Australian universities cancel offers of enrollment to international students

By Doan Hung, Minh Nga   February 19, 2024 | 03:23 pm PT
Australian universities cancel offers of enrollment to international students
Students study at the library of a university in Australia. Photo by Unsplash/Arie Oldman
Eight Australian universities, both public and private, have canceled admission offers for international students amid the government tightening student visas to reduce immigration.

Western Sydney University, Macquarie, Wollongong, Latrobe, Deakin, Central Queensland, Edith Cowan, and Kaplan Business School (KBS) have recently sent notifications to cancel admissions or request withdrawal of applications to international students and recruitment agents.

The eight institutions stated that all fees paid by the candidates would be refunded.

"You recently received an email from the University of Wollongong [UOW] noting that you have been issued with a Confirmation of Enrolment (CoE) to commence your studies in the Autumn 2024 session, but had not received a visa. In order to assist you to achieve the best outcome for your future, you were given the option to either withdraw your offer and receive a refund, or defer your offer," an email from the University of Wollongong to an applicant reads.

"Unfortunately, the Australian Government has recently implemented substantial changes to its migration strategy. Given those changes, the close commencement of your preferred intake, and the fact that have not received a visa outcome as yet, UOW has determined that you are unlikely to meet the new criteria to obtain a positive visa outcome."

The move stems from the new immigration policy of the Australian Department of Home Affairs, which was announced last December to rank universities based on their risk level.

Based on the data of students who previously violated visa regulations, universities are categorized into three groups. International students applying to Group 1 will be prioritized.

For those in Groups 2 and 3, the visa application process will take more time, requiring additional proof of English proficiency and financial capacity.

Therefore, to protect their reputation, many institutions have chosen to cancel the admission offers of candidates, mainly those from India, Nepal, and Pakistan, who have a high rate of visa rejection.

In the second half of 2023, the visa approval rates for students from Pakistan dropped by 37%, India by 39%, and Nepal by 52%.

"[They] feel that they need to get the visa [applications] withdrawn to avoid further refusals as these refusals will lead to higher risk level," said Nishi Borra, president of the Association of Australian Education Representatives in India, in a report on Feb. 13 by Times Higher Education.

He said visas were being rejected not because of fraudulent or misleading applications, but because visa processors doubted the applicants' intentions.

Authorities were "using visa refusals to reduce the net student intake" without spelling out new requirements and judging applicants accordingly, he said.

As the government slashes foreign student arrivals to reduce net overseas migration by 250,000 by July 2025, visa applications are being refused at an unprecedented level, and just 80% of applications were approved in the six months to December, according to the Sydney Morning Herald.

According to the Department of Home Affairs, about 19% of international students were not granted visas in the second half of 2023, the highest in three years.
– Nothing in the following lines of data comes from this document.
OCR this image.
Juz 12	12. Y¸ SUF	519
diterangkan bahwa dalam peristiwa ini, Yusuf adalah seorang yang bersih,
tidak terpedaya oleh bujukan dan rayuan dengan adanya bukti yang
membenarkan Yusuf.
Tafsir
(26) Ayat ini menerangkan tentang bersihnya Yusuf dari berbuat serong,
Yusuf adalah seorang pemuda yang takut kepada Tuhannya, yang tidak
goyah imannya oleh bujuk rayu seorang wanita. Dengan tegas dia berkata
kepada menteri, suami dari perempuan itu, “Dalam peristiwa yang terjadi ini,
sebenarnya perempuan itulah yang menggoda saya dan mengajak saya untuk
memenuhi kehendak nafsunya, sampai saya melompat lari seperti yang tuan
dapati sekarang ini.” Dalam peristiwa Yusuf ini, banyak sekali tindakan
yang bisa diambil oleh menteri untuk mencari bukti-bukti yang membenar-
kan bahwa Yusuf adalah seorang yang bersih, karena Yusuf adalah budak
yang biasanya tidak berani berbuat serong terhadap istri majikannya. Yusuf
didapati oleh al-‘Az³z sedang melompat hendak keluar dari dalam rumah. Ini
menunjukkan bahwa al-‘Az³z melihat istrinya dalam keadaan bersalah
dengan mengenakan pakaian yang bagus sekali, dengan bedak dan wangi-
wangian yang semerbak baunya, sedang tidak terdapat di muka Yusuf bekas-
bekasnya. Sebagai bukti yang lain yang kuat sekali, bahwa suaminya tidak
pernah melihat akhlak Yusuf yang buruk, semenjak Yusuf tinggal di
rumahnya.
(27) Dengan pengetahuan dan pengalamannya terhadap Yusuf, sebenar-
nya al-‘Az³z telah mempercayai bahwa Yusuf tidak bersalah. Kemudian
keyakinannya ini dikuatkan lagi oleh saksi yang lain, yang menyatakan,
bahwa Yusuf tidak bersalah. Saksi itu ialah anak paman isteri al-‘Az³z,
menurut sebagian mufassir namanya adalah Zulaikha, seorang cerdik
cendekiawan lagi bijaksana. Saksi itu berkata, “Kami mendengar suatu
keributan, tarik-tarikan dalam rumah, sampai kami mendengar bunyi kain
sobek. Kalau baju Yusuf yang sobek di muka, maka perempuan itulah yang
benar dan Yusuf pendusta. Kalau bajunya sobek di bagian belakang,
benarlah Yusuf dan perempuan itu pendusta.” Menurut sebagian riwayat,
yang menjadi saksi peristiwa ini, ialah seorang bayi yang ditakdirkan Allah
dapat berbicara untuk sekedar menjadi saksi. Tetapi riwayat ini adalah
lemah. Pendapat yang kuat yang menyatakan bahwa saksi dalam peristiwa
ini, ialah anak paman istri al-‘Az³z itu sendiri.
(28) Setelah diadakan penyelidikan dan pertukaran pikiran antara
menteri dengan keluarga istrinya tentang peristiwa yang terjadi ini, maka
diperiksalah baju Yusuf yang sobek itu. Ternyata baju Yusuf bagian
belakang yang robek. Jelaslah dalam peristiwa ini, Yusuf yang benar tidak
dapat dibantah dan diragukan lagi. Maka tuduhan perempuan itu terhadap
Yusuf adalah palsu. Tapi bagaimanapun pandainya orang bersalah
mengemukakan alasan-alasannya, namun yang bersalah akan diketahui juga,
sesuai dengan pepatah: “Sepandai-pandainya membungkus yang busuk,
By December 2023, the country announced plans to halve the number of immigrants over the next two years.

Under Australia's new migration settings, prospective students must now prove a higher level of savings and a higher level of English proficiency and must pass a Genuine Student Test (GST), a measure introduced by the Australian government as part of its visa application process for international students.

This new test is designed to assess whether applicants genuinely intend to stay in Australia temporarily for the purpose of study. The GST replaces the previous Genuine Temporary Entrant requirement, aiming to provide a more thorough evaluation of an applicant's circumstances, study plans, and intentions to return to their home country after their studies are completed.

Besides, the English proficiency requirement for undergraduate international students increased from IELTS 5.5 to 6 and for postgraduate programs, from 6 to 6.5.

According to the Australian Department of Education, as of last October, the country hosted about 768,000 international students, with the largest groups from China, India, and Nepal.

Vietnam ranks sixth with over 31,000 students studying in Australia.